La ragionevolezza di Giobbe

Le esperienze reali di Giobbe e la sua umanità retta e onesta fecero sì che, quando perse beni e figli, egli attuò le decisioni e le scelte più ragionevoli. Tali scelte ragionevoli erano inseparabili dalle sue ricerche giornaliere e dagli atti di Dio che egli era giunto a conoscere nella sua vita quotidiana. L’onestà di Giobbe gli consentì di credere che la mano di Jahvè governa tutte le cose; la sua fede gli permise di riconoscere la sovranità di Jahvè Dio su tutte le cose; la sua conoscenza lo rese disposto e pronto a obbedire alla sovranità e alle disposizioni di Jahvè Dio; la sua obbedienza lo rese sempre più autentico nel suo timore di Jahvè Dio; il suo timore lo rese sempre più concreto nel suo rifiuto del male; in definitiva, Giobbe divenne perfetto perché temeva Dio e fuggiva il male; la sua perfezione lo rese saggio e gli donò il massimo della ragionevolezza.

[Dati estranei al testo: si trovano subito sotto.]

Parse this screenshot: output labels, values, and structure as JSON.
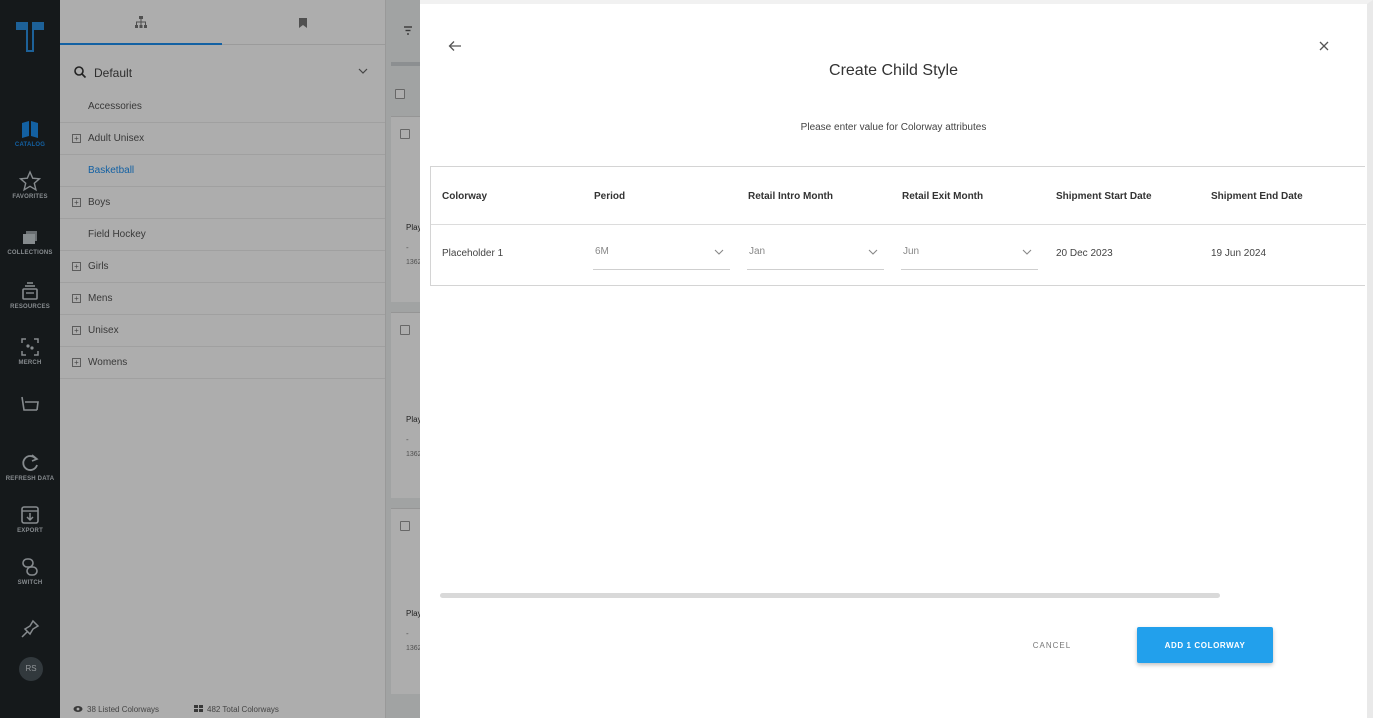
{
  "rail": {
    "items": [
      {
        "label": "CATALOG",
        "icon": "book-icon"
      },
      {
        "label": "FAVORITES",
        "icon": "star-icon"
      },
      {
        "label": "COLLECTIONS",
        "icon": "collections-icon"
      },
      {
        "label": "RESOURCES",
        "icon": "resources-icon"
      },
      {
        "label": "MERCH",
        "icon": "merch-icon"
      },
      {
        "label": "",
        "icon": "basket-icon"
      },
      {
        "label": "REFRESH DATA",
        "icon": "refresh-icon"
      },
      {
        "label": "EXPORT",
        "icon": "export-icon"
      },
      {
        "label": "SWITCH",
        "icon": "switch-icon"
      },
      {
        "label": "",
        "icon": "pin-icon"
      }
    ],
    "avatar": "RS"
  },
  "tree": {
    "search_value": "Default",
    "items": [
      {
        "label": "Accessories",
        "expandable": false,
        "selected": false
      },
      {
        "label": "Adult Unisex",
        "expandable": true,
        "selected": false
      },
      {
        "label": "Basketball",
        "expandable": false,
        "selected": true
      },
      {
        "label": "Boys",
        "expandable": true,
        "selected": false
      },
      {
        "label": "Field Hockey",
        "expandable": false,
        "selected": false
      },
      {
        "label": "Girls",
        "expandable": true,
        "selected": false
      },
      {
        "label": "Mens",
        "expandable": true,
        "selected": false
      },
      {
        "label": "Unisex",
        "expandable": true,
        "selected": false
      },
      {
        "label": "Womens",
        "expandable": true,
        "selected": false
      }
    ],
    "footer_listed": "38 Listed Colorways",
    "footer_total": "482 Total Colorways"
  },
  "list_peek": {
    "play": "Play",
    "dash": "-",
    "num": "1362"
  },
  "modal": {
    "title": "Create Child Style",
    "subtitle": "Please enter value for Colorway attributes",
    "columns": [
      "Colorway",
      "Period",
      "Retail Intro Month",
      "Retail Exit Month",
      "Shipment Start Date",
      "Shipment End Date"
    ],
    "row": {
      "colorway": "Placeholder 1",
      "period": "6M",
      "intro_month": "Jan",
      "exit_month": "Jun",
      "ship_start": "20 Dec 2023",
      "ship_end": "19 Jun 2024"
    },
    "cancel_label": "CANCEL",
    "add_label": "ADD 1 COLORWAY"
  },
  "colors": {
    "accent": "#1d8ff0",
    "add_button": "#22a0ec",
    "rail_bg": "#1f2529"
  }
}
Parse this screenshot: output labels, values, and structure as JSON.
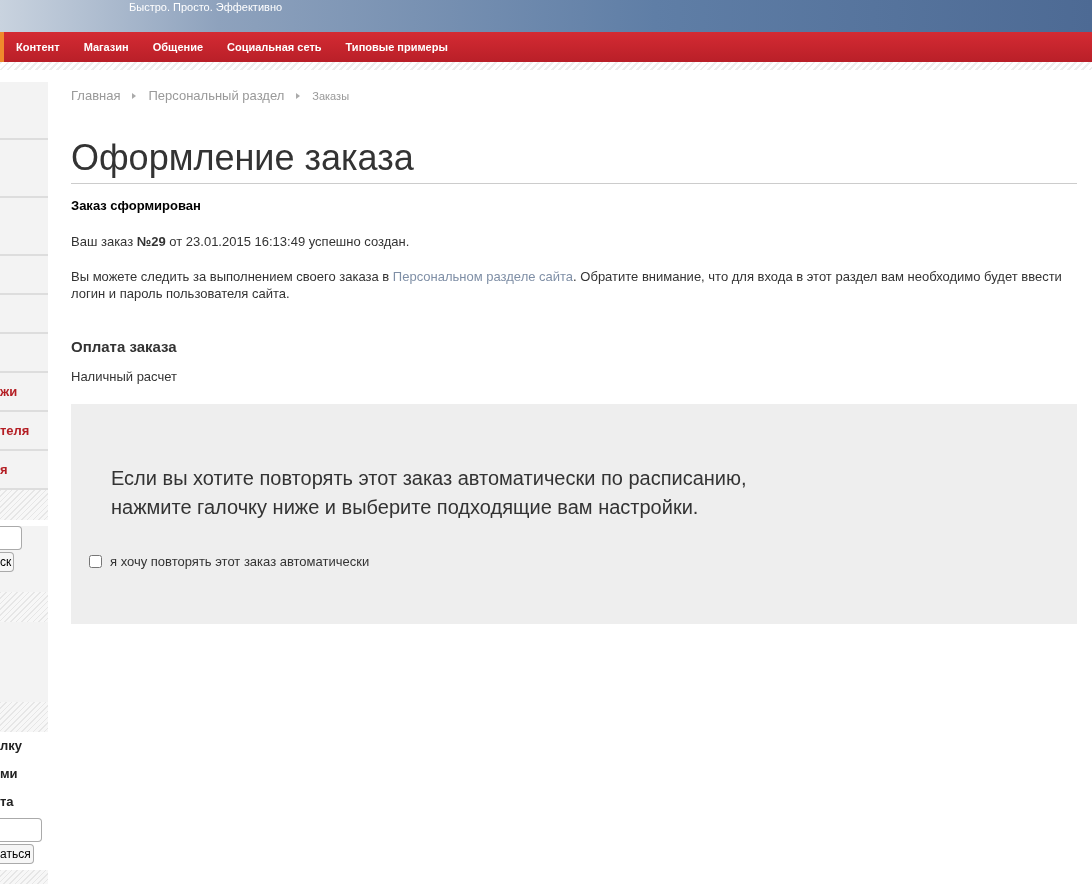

In che modo dovremmo intendere il termine “ragionevole”? Secondo un’interpretazione letterale significa avere buon senno, essere logici e assennati nel proprio pensiero, servirsi di parole, azioni e giudizi ben fondati, e possedere valori morali adatti e regolari. Tuttavia, la ragionevolezza di Giobbe non si può spiegare così facilmente. Quando si dice che Giobbe era dotato della massima ragionevolezza, ci si riferisce alla sua umanità e alla sua condotta di fronte a Dio. Siccome egli era onesto, sapeva credere e obbedire alla sovranità di Dio, e questo gli faceva acquisire una conoscenza inaccessibile agli altri, che a sua volta lo rendeva capace di discernere, giudicare e definire con più precisione ciò che gli succedeva e lo rendeva capace di scegliere con più precisione e perspicacia cosa fare e su che cosa restare saldo. In altri termini, le sue parole, il suo comportamento, i principi di base delle sue azioni, e le regole che seguiva nell’azione, erano regolari, chiari e specifici e non ciechi, impulsivi o emotivi. Sapeva come affrontare tutto ciò che gli accadeva, come bilanciare e gestire le relazioni tra eventi complessi, come rimanere fedele alla via alla quale doveva attenersi e inoltre sapeva come affrontare ciò che Jahvè Dio gli dava o gli toglieva. Ecco il succo della ragionevolezza di Giobbe. Proprio perché era dotato di questa ragionevolezza, quando perse i suoi beni, i suoi figli e le sue figlie, Giobbe affermò: “Jahvè ha dato, Jahvè ha tolto; sia benedetto il nome di Jahvè”.

La Parola, Vol. 2: Riguardo al conoscere Dio, “L’opera di Dio, l’indole di Dio e Dio Stesso II”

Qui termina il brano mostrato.